Bank CEOs always have their heads in the clouds. First, pessimists never earn a seat in the corner office. Plus, it takes a good-sized ego to climb to the top of a bank bureaucracy. A person running a bank believes they can sail the ship through any stormy economic weather.
Take John Allison. He’s the chairman of a bank holding company, Home BancShares. He told the Wall Street Journal about a time when the regulator of Home BancShares, the Federal Reserve, was badgering him to slow down on real-estate lending in 2019. “They’re telling us the construction lending space is going to blow up . . . and the world is coming to an end,” Allison recalled. “And I said, ‘You know what? I don’t see it.’”
A CEO I worked for was pithier when the regulators sang the same tune about his bank’s growth. “What do you want me to do, close at noon?” he said. A decade later his bank failed.
Mr. Allison’s Home BancShares is the holding company to Centennial Bank, based in Conway, Arkansas, which is a “big funder of developers building luxury skyscrapers in New York and Miami. Construction loans are among the riskiest types of real-estate lending,” report Shane Shifflett and Konrad Putzier for the Wall Street Journal. “If the big, bad wolf shows up it will hurt a lot of banks, but it won’t hurt Home BancShares,” Allison said in a recent interview.
It’s hard to imagine a bank in Conway funding big deals, or at least pieces of big deals on tall buildings in places like New York and Miami. But how much loan business can there be in Conway? And you can tell from Allison’s quotes that he’s a guy who wants to grow his business, so his bank went where the loans were. This isn’t It’s a Wonderful Life, and Allison isn’t George Bailey.
Shifflett and Putzier tell us banks smaller than $250 billion in assets held about 75 percent of all commercial real-estate loans as of the just completed second quarter of this year. These banks (like Allison’s) accounted for nearly $758 billion of commercial real-estate lending since 2015, or about three-quarters of the total increase during that period. That loan volume pushed up commercial real estate prices by 43 percent from 2015 to 2022, according to real-estate firm Green Street.
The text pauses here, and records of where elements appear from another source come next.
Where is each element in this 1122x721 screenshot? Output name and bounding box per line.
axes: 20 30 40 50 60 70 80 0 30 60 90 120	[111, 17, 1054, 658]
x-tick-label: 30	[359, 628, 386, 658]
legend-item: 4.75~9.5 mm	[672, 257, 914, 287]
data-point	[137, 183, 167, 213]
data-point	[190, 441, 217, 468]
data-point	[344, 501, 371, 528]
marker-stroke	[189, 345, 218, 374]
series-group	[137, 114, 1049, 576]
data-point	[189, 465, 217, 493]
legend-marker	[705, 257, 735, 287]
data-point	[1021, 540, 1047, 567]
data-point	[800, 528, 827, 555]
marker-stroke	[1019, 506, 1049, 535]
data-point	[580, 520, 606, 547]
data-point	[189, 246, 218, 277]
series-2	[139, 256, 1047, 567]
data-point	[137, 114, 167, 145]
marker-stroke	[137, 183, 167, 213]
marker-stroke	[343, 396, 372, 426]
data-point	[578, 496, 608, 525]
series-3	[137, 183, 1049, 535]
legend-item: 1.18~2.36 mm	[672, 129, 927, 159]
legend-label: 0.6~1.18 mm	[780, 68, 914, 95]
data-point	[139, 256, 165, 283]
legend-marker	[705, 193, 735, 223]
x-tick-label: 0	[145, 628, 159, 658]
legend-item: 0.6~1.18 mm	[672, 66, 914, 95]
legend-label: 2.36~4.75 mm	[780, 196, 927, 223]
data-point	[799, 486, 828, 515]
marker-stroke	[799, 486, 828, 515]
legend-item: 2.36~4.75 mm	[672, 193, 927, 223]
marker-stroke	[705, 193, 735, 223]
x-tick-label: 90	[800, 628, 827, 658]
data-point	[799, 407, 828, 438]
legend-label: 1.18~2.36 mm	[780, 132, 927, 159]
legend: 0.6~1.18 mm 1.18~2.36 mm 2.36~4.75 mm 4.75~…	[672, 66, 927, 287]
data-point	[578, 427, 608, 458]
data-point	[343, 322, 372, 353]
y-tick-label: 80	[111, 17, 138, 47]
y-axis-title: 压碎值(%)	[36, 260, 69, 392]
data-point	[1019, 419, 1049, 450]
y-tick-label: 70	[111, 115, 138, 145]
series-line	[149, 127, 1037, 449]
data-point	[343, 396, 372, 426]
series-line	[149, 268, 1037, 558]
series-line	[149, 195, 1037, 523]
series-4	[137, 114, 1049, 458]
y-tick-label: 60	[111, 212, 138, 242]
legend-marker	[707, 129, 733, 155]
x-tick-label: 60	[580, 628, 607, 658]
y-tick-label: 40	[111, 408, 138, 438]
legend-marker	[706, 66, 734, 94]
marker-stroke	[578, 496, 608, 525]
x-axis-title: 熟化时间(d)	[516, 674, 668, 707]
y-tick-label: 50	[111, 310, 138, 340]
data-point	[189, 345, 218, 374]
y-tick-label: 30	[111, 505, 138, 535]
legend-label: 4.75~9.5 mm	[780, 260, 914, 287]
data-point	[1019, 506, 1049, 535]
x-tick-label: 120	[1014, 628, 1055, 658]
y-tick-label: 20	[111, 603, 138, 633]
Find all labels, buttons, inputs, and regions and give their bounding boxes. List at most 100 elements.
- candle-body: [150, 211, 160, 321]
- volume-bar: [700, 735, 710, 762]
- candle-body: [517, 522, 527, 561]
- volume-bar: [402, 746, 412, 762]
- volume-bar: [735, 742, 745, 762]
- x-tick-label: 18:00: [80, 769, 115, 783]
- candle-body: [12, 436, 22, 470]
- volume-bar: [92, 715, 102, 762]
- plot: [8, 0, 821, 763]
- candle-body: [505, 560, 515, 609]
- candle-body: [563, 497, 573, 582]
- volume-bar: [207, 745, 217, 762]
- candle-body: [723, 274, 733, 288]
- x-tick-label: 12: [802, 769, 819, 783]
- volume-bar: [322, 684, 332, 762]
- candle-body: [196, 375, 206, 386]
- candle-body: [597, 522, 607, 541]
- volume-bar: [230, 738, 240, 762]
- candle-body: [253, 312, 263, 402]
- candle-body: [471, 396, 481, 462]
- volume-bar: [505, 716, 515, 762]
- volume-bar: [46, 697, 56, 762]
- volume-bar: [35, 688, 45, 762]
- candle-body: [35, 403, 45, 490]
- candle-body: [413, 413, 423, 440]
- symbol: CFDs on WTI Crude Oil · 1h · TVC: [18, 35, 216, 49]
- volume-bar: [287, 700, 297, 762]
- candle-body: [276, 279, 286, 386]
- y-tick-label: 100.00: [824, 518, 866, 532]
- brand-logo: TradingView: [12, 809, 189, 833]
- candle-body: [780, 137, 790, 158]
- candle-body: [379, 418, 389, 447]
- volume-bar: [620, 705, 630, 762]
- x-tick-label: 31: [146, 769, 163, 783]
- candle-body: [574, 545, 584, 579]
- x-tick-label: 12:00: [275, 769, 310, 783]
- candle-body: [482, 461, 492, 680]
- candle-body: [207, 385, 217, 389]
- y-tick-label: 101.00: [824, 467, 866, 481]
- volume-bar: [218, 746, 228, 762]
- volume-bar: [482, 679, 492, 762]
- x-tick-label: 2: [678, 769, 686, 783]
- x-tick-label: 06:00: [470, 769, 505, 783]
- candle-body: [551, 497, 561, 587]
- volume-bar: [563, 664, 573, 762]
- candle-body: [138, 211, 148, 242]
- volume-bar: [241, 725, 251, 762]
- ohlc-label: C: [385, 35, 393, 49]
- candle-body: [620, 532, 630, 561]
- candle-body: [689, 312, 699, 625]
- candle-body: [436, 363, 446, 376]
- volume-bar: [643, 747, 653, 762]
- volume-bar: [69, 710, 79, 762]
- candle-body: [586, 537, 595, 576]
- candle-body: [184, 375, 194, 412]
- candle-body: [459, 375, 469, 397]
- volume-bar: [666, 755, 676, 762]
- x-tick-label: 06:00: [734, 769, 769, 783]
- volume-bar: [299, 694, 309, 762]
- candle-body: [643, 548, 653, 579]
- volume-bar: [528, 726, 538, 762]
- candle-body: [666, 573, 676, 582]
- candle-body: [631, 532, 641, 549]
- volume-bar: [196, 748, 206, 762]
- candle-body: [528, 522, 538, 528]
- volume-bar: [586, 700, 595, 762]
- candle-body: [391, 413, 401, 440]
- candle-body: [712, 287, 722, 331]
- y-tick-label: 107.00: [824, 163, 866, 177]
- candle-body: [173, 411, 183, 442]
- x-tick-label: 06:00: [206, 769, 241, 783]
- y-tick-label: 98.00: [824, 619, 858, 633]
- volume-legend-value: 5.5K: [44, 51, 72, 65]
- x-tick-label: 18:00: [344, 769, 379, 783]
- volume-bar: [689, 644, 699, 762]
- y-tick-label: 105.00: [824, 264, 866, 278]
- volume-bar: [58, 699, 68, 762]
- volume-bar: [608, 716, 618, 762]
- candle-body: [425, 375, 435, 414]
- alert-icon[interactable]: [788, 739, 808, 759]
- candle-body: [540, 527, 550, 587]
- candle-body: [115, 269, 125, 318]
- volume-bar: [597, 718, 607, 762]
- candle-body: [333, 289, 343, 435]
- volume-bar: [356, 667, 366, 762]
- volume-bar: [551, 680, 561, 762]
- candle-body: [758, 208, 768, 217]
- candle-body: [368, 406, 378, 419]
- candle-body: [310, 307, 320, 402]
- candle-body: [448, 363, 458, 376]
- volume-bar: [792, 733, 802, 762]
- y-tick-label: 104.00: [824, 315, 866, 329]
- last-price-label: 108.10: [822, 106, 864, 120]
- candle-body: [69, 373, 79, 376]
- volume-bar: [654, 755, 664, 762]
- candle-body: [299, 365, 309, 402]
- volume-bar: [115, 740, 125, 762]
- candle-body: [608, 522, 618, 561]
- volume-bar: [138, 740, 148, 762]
While Mr. Allison figures his bank is bulletproof, commercial property sales in July were down 74 percent from a year earlier, and sales of downtown office buildings hit the lowest level in at least two decades, according to MSCI Real Assets. “When deal volume picks up, deals will be made at far lower prices, which will shock banks,” said Michael Comparato, head of commercial real estate at Benefit Street Partners, a debt-focused asset manager. “It’s going to be really nasty,” he told the Wall Street Journal.
And then there’s coming maturities. Each of the next five years has $400 billion to $500 billion in loans coming due, with many of these projects being uneconomic (or underwater) at current interest rates, not to mention higher rates.
Of course, Mr. Allison may not be aware of, or refuses to believe, this bad news because real estate developers are as optimistic as bank CEOs, or more so. The developer tells his loan officer everything is going to be okay and talks about leases that will never be signed and other rose-colored vignettes. The loan officer relays to his or her department manager the happy news, which trickles up to the bank CEO who wants to believe everything he or she touches will turn to gold. No big, bad wolf is gonna blow CEO Allison’s bank door down.
But as Murray Rothbard wrote in the Mystery of Banking, “Fractional reserve bank credit expansion is always shaky, for the more extensive its inflationary creation of new money, the more likely it will be to suffer contraction and subsequent deflation.”
A bank’s loans may be on big, tall buildings, but fractional reserves make any bank a house of cards.